Loomis and Sternberg Problem 1.31
$\mathbf{a}=<1,0,-0.5>, \mathbf{b}=<1,1,0> \in M$. Let $L$ be the set $\{t_1\mathbf{a} + t_2\mathbf{b}: t_1, t_2 \in \mathbb{R}\}$. It’s easy to see that any $\beta \in L$ is also in $M$ so $L \subseteq M$. How do I show that any $\alpha \in M$ is also in L?
Thanks
From $x_1 - x_2 + 2 x_3 = 0 $, we choose $x_2 = t $ and $x_3 = s $, then $x_1 = t - 2 s $, i.e.
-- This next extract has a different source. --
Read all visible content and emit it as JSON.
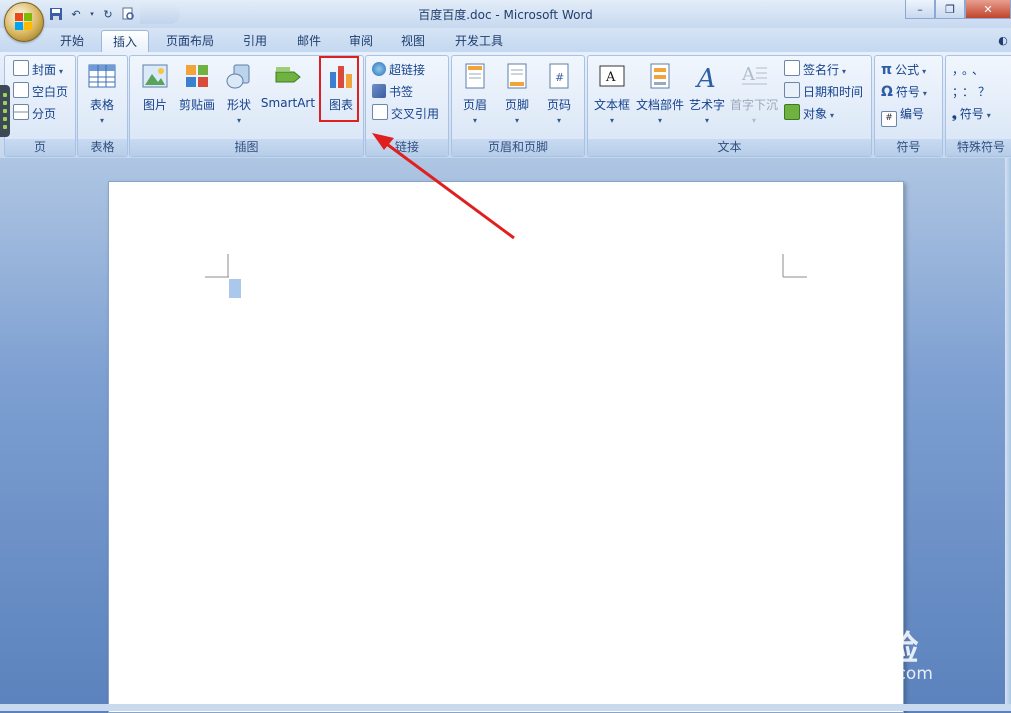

$(x_1, x_2, x_3) = t (1, 1, 0) + s (-2, 0, 1) = t \mathbf{a} + s \mathbf{b} $
with $\mathbf{a} = (1 , 1, 0) , \mathbf{b} = (-2, 0, 1) $
Now suppose $\mathbf{c} = t_1 \mathbf{a} + s_1 \mathbf{b} $ and $\mathbf{d} = t_2 \mathbf{a} + s_2 \mathbf{b} $
In matrix-vector form we have the following relation
$[\mathbf{c}, \mathbf{d} ] = [\mathbf{a}, \mathbf{b}] \begin{bmatrix} t_1 && t_2 \\ s_1 && s_2 \end{bmatrix} $
Assuming the $t_1 s_2 - t_2 s_1 \ne 0 $ , then $\mathbf{c}$ and $\mathbf{d} $ are linearly independent, because then $[\mathbf{c}, \mathbf{d}] \mathbf{\lambda} = \mathbf{0} $ would imply that $\mathbf{\lambda} = 0$.
Thus, in this case, we can invert the $2 \times 2$ matrix on the right hand side, and get
$[\mathbf{a}, \mathbf{b} ] = [\mathbf{c}, \mathbf{d}] \begin{bmatrix} t_1 && t_2 \\ s_1 && s_2 \end{bmatrix}^{-1} $
Now if vector $\mathbf{x}$ is a linear combination of $\mathbf{c}, \mathbf{d}$ , then obviously it is a linear combination of $\mathbf{a}, \mathbf{b}$ and is thus in $M$. And if $\mathbf{x} $ is in $M$, then it is a linear combination of $\mathbf{a}, \mathbf{b}$ and therefore a linear combination of $\mathbf{c}, \mathbf{d}$.
Hence, $\mathbf{x} \in M$ if and only if it is a linear combination of $\mathbf{c}, \mathbf{d} $.